The SCMP was the first major news organisation to take Covid-19 seriously. Uneasy memories of SARS from 2003 were still fresh in the memories of Hongkongers which impelled us to publish “Wuhan virus: a visual explainer” before Covid-19 had been named and while the official toll consisted of just 291 infections and two deaths.
With much of the international media playing catch-up, readers turned to the SCMP to unravel the then mysterious coronavirus which propelled “Covid-19 explained” into SCMP’s most-read story of 2020. https://multimedia.scmp.com/infographics/news/china/article/3047038/wuhan-virus/old/21january.html We updated the story to “Coronavirus: the disease Covid-19 explained” as the coronavirus spread exponentially and included the first real-time tally of global infections and deaths. The code for the toll was used by many international publications on their own sites, gaining SCMP millions of additional clicks.
Adobe illustrator, Adobe XD, Adobe Photoshop, Sketch, Brackets, Adobe Fresco, Procreate, Java Script, HTML5, CSS3, Jquery, Internal library, Node JS, LoopbackJS, MomentJS, QGIS, Google Spreadsheet, paper and pencil were used.
Data and information from Chinese authorities were collected on a Google Spreadsheet. Data from sources such as Johns Hopkins University, CDC, WHO, was scraped using NodeJs and stored in JSON files in our database before the JSON files were displayed using HTML. We also used vector diagrams, illustrations, video, photos and maps created with QGIS, which were exported as SVGs. Mockup and layouts were done with Adobe XD, Sketch BV; and paper and pencil.

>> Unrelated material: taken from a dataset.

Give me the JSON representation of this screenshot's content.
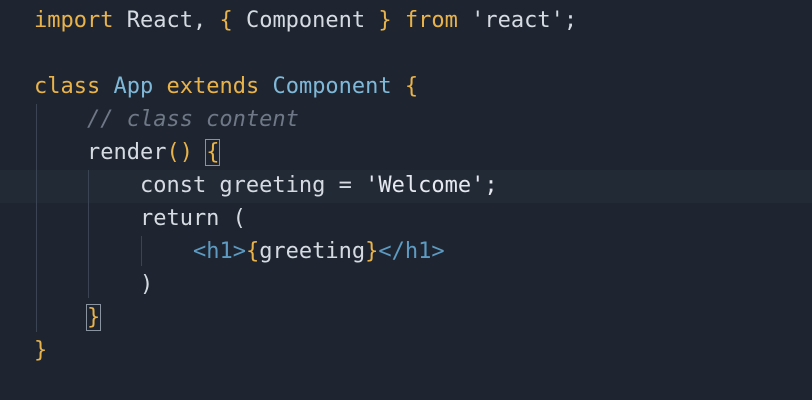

When the coronavirus first broke out there was little consistency in how the international community counted infections and deaths. Many countries failed to include asymptomatic cases and others did not include victims who died from related causes. Some countries simply manipulated the case numbers. Collecting information from Chinese authorities is always difficult, with local and central authorities citing conflicting figures. As Johns Hopkins University emerged as the most reliable source, the 12-hour lag between Asia and America meant it was important for SCMP to independently source the numbers for Hong Kong, Macau, Singapore, Taiwan, Malaysia, Indonesia, Thailand and China to keep the numbers fresh. This made it difficult to create automatic data feeds and meant pivoting on the fly by updating the number manually throughout the day and night.
We have a small team of six visual journalists and one engineer dedicated to visual stories, so in order to keep on top of the constantly changing news we published regular updates and renosed stories so they could evolve as fresh information came to light. The distribution of tasks, such as the production of assets, development of the online site, sketches, ideas, research, writing and editing was shared among the team. This way we were able to meet deadlines and keep developing stories while working across multiple projects and looking for new ways to report the pandemic.